К 13 часам машина остановилась около старого здания - изваяния старой архитекторской мысли. На доме, под крышей, было выгравировано "1932". Я подождал, пока сержант захлопнет дверь своей машины и зашёл вместе с ним внутрь.
Удивительно, что на таком драндулете стояла дорогая сигнализация. "Феофилактов действительно любит свою машину!"
Сержант хорошо знал дорогу, и скоро мы были на месте. Высокие потолки и деревянный пол, запах медикаментов, старинные светильники и тех же времён кресла для ожидания. В этом здании будто всё было пропитано адской болью и мучениями. Абсолютно все детали этого строения были тёмных оттенков, что угнетало ещё больше.

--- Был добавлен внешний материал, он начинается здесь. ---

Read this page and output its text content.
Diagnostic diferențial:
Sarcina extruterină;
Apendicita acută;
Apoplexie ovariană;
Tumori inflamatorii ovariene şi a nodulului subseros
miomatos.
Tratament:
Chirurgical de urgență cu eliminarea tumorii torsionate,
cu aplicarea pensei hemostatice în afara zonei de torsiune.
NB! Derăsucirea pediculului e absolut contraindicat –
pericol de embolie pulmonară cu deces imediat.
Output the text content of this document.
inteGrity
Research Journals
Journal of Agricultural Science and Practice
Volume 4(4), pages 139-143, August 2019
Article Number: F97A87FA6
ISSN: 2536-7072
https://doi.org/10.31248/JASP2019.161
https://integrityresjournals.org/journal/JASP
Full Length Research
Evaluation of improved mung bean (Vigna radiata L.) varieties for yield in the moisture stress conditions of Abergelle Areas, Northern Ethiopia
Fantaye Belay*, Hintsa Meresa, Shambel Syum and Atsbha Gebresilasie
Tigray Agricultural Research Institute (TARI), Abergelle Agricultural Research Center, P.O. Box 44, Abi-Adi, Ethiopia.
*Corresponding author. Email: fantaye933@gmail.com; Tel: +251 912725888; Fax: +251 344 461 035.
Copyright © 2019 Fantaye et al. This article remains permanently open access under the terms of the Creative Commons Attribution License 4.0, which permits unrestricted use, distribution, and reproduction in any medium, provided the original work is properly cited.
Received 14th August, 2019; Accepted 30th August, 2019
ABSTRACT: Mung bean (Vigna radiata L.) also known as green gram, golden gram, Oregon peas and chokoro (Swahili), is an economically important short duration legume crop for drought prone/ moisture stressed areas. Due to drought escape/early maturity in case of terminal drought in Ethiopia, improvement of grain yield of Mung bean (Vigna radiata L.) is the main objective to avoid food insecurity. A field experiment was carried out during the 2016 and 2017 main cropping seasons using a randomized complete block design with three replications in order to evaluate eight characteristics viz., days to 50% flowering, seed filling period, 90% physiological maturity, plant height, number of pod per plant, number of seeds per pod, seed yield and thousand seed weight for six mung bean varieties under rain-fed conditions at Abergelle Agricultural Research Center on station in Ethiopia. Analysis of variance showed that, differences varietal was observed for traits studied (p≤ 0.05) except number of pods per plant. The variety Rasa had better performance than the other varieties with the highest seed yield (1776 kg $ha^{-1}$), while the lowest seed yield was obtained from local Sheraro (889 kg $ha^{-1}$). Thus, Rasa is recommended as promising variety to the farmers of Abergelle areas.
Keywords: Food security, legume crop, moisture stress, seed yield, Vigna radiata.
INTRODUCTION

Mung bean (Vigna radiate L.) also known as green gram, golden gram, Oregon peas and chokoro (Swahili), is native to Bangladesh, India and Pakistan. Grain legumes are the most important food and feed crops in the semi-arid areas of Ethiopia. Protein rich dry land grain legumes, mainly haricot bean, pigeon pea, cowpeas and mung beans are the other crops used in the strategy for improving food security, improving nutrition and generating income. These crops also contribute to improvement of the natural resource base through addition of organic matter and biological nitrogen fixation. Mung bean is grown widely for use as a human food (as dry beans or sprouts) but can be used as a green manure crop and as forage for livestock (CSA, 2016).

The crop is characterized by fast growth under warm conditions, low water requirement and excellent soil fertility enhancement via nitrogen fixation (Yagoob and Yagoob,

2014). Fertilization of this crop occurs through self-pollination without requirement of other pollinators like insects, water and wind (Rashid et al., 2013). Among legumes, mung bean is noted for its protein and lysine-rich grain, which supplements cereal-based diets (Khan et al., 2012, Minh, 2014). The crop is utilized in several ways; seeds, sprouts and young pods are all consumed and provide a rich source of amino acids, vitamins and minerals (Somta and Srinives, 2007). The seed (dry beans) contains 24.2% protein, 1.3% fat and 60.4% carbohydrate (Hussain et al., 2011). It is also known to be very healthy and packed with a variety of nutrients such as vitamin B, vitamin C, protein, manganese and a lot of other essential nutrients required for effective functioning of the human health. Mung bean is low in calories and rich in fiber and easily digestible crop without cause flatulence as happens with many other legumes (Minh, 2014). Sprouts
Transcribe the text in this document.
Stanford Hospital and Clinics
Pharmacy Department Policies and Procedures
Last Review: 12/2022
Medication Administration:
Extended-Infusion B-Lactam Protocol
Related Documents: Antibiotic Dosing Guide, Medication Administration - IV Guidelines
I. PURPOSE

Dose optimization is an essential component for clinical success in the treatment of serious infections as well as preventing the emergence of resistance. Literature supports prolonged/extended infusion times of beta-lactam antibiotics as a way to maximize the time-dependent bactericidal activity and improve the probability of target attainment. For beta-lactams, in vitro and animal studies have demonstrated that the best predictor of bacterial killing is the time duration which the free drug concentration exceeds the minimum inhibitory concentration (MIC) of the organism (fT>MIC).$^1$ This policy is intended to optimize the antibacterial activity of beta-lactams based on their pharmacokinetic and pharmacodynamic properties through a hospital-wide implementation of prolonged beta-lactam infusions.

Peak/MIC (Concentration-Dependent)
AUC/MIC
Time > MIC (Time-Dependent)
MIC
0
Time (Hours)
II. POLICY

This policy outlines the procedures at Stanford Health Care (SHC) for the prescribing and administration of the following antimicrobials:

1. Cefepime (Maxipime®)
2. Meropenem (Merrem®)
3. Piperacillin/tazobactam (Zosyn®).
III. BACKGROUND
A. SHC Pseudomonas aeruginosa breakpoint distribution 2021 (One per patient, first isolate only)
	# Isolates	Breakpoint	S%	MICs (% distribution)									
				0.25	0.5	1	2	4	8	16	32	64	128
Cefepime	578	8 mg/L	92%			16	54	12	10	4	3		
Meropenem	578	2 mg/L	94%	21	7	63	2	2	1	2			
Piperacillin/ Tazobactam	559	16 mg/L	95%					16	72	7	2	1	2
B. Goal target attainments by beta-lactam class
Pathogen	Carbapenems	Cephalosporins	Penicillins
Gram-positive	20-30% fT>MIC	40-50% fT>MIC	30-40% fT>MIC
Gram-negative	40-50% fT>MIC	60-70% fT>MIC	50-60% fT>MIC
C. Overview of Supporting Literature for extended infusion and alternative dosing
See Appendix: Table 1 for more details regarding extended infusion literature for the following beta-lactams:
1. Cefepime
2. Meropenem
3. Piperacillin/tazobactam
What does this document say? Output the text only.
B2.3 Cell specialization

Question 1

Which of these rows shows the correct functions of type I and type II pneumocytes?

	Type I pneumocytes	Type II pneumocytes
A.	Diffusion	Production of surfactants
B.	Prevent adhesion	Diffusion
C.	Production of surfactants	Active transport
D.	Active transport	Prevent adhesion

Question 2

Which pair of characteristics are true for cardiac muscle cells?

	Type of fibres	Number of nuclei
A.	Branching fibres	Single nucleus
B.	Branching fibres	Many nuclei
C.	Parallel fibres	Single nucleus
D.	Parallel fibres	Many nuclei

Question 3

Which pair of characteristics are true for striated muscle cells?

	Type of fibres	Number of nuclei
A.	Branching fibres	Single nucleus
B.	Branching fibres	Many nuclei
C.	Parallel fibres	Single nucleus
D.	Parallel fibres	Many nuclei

Сержант Феофилактов подошёл к одной из женщин в белом халате, заполняющей бланки за стеклянной перегородкой, на которой огромными буквами было написано "Регистратура".
Те эпизоды я помнил смутно, ведь прибывал, будто в тумане - абсолютно рассеянный, в глазах усталость, даже апатия. Привели меня в один из кабинетов, где под слабой струйкой холодной воды, мыл сильные руки коренастый мужчина лет 55.
– Заходите, заходите!
– поторопил седовласый мужчина, наблюдая за нашей неуверенностью.
Я растерянно посмотрел на сержанта. Мои испуганные глаза умоляли, дабы он забрал меня отсюда, но, по всей видимости, Феофилактов этого не понял.
– Ну, Лавренёв, я тебя в коридоре подожду. Только смотри - без глупостей!
– Хорошо.
– А что, ты у нас способен на глупости?
– подключился к разговору доктор.
– Та он у нас такой!
– засмеялся сержант.
– Вчера всю часть на уши поднял. Сам подполковник Ротиков бегал за болеутоляющим.